A sign that the U.S housing market might be on the road to recovery is a rise of the Home price index in 20 metropolis city’s. In the month of May the H.P.I rose up too 2.2%. For the second month in a row the housing market is slowly trickling back to what could be a full blow recovery.
The rise of the 2.2% in S&P/Case-Shiller H.P.I beat most “economists” forecast, as 20 of the nation’s largest metropolitan areas posted gains from April. Among those notable Atlanta is up to 4.0% in 2012 as opposed to -14.5% in 2011, Los Angeles up 2.2% from 2011’s -2.0%. “We have observed two consecutive months of increasing home prices and overall improvements in monthly and annual returns,” says David M. Blitzer, Chairman of the index committee at S&P Dow Jones Indices. “However, we need to remember that spring and early summer are seasonally strong buying months, so this trend must continue throughout the summer and into the fall.”

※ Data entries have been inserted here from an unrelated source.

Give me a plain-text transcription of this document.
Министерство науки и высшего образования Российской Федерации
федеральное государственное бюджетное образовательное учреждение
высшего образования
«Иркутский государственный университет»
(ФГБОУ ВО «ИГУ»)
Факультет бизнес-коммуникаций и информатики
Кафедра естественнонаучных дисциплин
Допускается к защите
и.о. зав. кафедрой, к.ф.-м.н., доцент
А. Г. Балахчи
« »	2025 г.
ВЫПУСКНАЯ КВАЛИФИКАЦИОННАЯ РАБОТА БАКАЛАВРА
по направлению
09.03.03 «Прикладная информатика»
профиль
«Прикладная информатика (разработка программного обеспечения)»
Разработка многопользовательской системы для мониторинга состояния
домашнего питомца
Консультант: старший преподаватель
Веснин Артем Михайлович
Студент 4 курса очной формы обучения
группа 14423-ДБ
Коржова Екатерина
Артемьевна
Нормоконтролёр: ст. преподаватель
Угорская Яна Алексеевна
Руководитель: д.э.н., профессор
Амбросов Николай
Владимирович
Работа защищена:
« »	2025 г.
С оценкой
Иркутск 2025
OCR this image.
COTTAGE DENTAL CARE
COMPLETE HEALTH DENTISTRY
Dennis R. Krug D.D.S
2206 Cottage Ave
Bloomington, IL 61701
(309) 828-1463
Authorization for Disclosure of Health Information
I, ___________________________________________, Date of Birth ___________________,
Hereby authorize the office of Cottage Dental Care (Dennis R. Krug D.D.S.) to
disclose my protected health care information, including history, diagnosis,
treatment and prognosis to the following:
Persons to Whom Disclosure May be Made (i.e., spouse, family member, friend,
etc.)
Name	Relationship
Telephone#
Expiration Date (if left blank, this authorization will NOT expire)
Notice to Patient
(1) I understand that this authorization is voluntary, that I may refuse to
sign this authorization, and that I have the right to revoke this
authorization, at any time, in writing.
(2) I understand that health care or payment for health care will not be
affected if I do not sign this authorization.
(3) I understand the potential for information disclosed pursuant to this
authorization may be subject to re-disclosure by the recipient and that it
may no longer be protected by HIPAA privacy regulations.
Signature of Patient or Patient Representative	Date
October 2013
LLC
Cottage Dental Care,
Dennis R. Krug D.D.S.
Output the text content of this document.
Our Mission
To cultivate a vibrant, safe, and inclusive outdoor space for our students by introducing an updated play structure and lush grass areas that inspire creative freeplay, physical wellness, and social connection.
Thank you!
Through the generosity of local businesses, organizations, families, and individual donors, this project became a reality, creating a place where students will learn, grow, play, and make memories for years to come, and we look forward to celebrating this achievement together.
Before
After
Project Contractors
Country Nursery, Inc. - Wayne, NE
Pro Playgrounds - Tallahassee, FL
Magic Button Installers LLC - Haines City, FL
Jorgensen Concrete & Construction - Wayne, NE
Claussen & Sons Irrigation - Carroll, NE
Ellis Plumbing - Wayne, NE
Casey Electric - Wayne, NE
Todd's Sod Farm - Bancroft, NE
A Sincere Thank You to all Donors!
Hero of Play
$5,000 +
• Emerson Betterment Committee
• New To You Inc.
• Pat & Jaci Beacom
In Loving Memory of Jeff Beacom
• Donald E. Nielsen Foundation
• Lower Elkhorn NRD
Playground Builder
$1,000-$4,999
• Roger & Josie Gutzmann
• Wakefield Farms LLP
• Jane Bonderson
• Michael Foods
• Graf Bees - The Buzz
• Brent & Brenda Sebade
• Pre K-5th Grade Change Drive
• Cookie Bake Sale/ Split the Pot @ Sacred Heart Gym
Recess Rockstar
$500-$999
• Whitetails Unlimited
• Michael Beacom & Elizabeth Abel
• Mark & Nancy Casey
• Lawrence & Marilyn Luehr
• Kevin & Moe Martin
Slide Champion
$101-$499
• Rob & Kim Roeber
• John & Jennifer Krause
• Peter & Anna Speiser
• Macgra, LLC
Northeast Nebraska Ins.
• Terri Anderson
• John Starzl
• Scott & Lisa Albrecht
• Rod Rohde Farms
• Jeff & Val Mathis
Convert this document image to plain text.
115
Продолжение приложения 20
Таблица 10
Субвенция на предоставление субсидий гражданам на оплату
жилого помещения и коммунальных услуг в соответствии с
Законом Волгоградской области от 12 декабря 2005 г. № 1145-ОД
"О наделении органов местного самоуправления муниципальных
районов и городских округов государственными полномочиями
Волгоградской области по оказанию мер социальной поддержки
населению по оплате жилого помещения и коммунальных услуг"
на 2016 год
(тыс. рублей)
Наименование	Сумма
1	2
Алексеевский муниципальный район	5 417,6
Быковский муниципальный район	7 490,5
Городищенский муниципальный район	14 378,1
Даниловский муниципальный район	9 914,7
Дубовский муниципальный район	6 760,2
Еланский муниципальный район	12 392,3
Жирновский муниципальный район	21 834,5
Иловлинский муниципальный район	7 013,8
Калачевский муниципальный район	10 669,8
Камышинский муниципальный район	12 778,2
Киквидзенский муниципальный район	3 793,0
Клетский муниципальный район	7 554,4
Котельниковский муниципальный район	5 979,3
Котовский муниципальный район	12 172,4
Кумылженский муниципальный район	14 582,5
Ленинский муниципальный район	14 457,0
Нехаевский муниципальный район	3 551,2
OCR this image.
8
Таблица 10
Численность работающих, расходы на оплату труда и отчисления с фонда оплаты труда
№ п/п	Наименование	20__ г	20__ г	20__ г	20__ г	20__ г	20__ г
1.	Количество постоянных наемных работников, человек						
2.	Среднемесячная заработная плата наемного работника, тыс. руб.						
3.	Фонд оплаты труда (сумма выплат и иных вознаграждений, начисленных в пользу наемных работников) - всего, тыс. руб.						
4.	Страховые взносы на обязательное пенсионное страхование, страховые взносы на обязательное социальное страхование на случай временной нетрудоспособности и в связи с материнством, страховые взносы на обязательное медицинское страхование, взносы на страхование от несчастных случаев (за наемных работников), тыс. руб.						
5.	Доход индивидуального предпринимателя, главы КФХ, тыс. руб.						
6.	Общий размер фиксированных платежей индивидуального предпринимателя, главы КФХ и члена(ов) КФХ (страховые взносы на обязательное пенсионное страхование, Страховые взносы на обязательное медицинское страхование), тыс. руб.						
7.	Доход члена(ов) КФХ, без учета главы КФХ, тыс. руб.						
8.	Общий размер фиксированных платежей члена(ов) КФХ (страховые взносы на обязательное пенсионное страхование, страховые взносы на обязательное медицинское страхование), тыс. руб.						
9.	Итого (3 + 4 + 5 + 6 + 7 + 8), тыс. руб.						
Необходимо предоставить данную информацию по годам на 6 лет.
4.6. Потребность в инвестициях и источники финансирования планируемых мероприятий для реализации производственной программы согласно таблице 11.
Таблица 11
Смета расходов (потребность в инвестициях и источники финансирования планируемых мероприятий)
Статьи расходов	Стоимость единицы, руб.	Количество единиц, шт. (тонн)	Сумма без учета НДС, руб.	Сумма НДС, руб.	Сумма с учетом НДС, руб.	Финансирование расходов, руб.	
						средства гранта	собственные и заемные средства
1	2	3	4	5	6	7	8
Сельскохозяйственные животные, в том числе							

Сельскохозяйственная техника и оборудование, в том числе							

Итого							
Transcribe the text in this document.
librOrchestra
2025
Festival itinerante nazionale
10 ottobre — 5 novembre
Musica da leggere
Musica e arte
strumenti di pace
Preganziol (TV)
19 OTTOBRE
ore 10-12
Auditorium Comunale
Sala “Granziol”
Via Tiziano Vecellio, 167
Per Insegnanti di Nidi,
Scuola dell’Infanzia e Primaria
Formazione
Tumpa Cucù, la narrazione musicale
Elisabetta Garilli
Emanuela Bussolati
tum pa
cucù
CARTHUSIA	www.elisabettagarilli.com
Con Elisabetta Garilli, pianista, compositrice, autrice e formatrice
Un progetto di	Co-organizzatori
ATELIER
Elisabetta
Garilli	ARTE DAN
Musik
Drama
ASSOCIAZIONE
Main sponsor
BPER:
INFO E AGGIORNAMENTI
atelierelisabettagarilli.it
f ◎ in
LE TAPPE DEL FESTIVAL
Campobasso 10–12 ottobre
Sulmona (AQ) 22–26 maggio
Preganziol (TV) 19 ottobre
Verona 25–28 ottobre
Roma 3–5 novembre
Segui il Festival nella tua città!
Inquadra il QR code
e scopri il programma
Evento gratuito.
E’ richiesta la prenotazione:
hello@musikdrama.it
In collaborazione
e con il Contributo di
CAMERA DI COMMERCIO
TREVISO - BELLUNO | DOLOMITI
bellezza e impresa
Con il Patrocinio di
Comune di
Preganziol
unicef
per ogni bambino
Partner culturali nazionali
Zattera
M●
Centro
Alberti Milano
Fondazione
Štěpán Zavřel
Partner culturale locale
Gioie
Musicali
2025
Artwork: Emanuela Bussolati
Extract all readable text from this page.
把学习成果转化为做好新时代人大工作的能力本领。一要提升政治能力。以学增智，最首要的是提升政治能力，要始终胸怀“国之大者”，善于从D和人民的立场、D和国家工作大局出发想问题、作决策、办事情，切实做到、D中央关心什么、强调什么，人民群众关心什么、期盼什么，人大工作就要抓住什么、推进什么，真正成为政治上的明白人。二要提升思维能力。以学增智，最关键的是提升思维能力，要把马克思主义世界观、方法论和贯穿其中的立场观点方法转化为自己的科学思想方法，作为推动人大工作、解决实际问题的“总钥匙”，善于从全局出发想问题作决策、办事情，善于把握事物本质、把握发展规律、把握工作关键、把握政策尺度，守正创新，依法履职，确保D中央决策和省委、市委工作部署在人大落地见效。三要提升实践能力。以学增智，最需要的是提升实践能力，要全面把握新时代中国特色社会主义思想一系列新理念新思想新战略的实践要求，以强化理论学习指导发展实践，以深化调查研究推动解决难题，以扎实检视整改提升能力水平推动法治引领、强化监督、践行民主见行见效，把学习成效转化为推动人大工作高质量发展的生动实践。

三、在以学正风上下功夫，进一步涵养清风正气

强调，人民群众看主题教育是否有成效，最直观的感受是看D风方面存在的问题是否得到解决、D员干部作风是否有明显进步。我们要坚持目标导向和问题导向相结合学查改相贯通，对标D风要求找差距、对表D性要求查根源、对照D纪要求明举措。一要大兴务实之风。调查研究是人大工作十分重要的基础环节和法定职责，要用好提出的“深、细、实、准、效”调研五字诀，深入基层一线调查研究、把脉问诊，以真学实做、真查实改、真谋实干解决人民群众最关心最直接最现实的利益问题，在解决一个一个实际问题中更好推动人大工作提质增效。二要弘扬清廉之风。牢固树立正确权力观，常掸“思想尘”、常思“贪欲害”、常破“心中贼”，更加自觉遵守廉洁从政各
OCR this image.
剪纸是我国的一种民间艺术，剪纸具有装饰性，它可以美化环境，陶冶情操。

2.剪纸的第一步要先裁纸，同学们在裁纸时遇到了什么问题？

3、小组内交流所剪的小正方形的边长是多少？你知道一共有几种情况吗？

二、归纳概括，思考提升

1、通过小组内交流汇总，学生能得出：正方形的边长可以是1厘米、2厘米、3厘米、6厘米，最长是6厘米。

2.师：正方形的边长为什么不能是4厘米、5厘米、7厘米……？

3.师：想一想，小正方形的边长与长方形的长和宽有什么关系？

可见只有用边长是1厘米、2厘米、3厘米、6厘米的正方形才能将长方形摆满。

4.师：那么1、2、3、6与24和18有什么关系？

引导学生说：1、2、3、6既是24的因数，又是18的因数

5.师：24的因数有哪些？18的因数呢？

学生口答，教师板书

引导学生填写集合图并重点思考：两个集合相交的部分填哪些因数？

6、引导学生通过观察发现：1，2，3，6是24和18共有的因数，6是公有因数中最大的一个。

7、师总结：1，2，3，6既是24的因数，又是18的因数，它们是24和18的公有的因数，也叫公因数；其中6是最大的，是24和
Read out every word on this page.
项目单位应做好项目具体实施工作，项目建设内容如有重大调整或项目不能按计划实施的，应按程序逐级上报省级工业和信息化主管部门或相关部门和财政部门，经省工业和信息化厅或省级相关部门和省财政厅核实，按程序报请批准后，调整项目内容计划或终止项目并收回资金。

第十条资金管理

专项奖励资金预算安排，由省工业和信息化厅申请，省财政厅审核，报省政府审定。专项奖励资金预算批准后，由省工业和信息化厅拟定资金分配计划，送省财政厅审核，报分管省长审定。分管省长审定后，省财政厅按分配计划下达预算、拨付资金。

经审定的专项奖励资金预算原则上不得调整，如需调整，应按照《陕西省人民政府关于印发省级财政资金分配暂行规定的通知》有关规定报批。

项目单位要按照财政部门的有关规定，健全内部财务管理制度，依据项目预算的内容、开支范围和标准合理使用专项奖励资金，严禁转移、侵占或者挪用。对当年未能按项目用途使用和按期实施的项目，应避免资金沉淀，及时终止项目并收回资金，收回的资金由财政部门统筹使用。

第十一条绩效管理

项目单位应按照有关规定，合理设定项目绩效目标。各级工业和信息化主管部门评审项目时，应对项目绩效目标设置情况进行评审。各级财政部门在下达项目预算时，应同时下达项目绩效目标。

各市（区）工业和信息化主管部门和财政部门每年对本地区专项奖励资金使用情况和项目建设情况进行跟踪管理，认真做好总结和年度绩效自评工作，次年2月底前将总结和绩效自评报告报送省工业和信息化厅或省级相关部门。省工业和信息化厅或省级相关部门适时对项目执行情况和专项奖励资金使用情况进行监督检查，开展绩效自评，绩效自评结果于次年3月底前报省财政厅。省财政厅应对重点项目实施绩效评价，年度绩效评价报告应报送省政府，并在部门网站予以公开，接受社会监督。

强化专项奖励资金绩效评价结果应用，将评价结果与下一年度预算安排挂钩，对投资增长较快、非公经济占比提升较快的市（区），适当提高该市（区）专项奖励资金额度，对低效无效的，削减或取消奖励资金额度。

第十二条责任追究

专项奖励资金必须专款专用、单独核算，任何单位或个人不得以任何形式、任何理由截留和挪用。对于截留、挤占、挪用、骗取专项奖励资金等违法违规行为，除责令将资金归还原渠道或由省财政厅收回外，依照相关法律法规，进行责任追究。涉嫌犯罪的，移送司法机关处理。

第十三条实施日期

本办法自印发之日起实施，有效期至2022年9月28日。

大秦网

According to the forecast by Bank of America Merrill Lynch and other economists, housing is expected to help stimulate the economy’s growth.
The price of housing fell 35% from their peak also losing more than two million construction jobs since 2007, and that includes 455,000 in residential construction, half of the industry’s total. Merrill’s forecast says housing prices will be close to flat this year and next, with mid-single-digit nationwide gains emerging by mid-decade.
“Investor money has come in to some of the hard-hit markets like Phoenix and Florida cities,” said Mike Larson, a real estate analyst with Weiss Research.
That has helped stabilize housing by shrinking inventory.